Why is FRT unreliable and discriminatory?

Illustration by Alina Najlis - © 2025 INCLO

Probe image

The main input of facial recognition systems used by police forces is composed of people’s facial images that serve as probe images that police will attempt to identify. These images include faces depicted from different angles, forms, quality, pixelation, etc. and, as such, can lead to a diversity of harms ranging from live systems being fed multiple faces as they are captured in real time with almost no human intervention to carefully human-edited probe images that may be, but are not always, used in retrospective systems.
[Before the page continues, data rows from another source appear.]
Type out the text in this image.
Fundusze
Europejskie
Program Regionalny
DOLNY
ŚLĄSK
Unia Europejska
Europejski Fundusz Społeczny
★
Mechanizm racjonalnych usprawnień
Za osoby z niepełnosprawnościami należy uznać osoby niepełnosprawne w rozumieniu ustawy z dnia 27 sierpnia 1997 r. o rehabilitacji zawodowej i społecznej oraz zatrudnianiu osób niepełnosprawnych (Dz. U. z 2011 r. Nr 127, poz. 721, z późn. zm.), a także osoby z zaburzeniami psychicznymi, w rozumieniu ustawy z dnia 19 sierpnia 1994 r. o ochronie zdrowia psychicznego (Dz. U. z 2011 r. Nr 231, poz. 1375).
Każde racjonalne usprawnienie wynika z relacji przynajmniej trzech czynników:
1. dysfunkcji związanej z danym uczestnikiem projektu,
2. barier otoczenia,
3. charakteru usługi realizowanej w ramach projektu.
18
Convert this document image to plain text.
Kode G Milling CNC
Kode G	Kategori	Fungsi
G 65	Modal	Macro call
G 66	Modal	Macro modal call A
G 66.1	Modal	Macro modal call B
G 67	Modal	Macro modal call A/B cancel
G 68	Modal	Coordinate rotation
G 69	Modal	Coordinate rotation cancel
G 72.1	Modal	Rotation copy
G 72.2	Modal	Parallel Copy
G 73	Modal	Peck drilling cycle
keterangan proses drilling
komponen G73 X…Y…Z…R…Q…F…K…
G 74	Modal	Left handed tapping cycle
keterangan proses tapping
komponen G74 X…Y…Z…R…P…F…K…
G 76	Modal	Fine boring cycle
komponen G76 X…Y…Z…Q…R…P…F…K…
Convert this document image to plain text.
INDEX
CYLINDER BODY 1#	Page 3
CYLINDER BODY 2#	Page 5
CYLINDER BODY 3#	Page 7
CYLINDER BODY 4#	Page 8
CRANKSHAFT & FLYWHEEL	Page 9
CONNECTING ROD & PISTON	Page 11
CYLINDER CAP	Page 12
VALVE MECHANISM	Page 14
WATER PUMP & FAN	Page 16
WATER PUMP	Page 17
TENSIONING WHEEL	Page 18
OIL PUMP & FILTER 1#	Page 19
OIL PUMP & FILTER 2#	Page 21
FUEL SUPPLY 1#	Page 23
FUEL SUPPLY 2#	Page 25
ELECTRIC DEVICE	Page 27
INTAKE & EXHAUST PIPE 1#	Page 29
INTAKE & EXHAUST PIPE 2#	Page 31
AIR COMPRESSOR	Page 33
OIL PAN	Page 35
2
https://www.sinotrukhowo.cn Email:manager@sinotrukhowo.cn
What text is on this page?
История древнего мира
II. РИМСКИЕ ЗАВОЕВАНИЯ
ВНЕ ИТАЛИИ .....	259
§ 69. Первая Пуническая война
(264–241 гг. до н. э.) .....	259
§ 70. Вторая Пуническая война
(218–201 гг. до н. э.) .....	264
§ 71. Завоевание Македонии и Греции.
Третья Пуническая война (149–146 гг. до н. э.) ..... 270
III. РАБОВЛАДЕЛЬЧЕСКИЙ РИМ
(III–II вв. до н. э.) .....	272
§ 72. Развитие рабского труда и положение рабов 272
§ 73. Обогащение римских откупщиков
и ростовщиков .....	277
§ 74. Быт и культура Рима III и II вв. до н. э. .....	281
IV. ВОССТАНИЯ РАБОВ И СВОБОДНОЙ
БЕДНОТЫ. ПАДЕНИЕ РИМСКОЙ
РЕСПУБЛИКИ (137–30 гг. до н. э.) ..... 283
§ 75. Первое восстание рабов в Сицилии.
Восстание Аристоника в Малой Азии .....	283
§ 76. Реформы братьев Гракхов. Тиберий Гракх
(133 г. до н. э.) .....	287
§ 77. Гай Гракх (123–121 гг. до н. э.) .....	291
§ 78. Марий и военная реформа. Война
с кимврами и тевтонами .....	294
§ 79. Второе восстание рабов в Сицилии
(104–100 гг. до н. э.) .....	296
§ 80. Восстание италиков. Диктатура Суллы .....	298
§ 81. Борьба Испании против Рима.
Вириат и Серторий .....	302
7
The key point here is that, in reality, facial imagery comes from many different sources and involves, at the very least, people holding many different poses, people being captured in very different lighting conditions, and faces being obscured by varying degrees due to the position of the camera, clothing or sunglasses, etc. These factors can affect the probe images:

  1. Pose: The position of the face in the probe image affects the attempted matching process.
  2. Illumination: The ambient lighting may affect the texture patterns detected in a face, including the possibility of highlighting or playing down certain traits or altering the shape of the face.
  3. Expression: Mainly impacting facial emotion recognition, the configuration of the large collection of muscles we have in our faces may also affect identification and verification.
  4. Occlusions: The use of accessories or other ways to cover part of the face, such as clothing, masks or hands, can result in part of the facial information not being available for facial recognition purposes. This may also affect the information that can be captured by altering, for example, the symmetry of a face.
  5. Imprecisely localized faces: Whereas the factors above refer to the environment where the person is, this one points towards the flaws of systems when conducting facial detection or when delineating facial features from a picture or video, making it difficult to determine where a face or a feature starts or ends.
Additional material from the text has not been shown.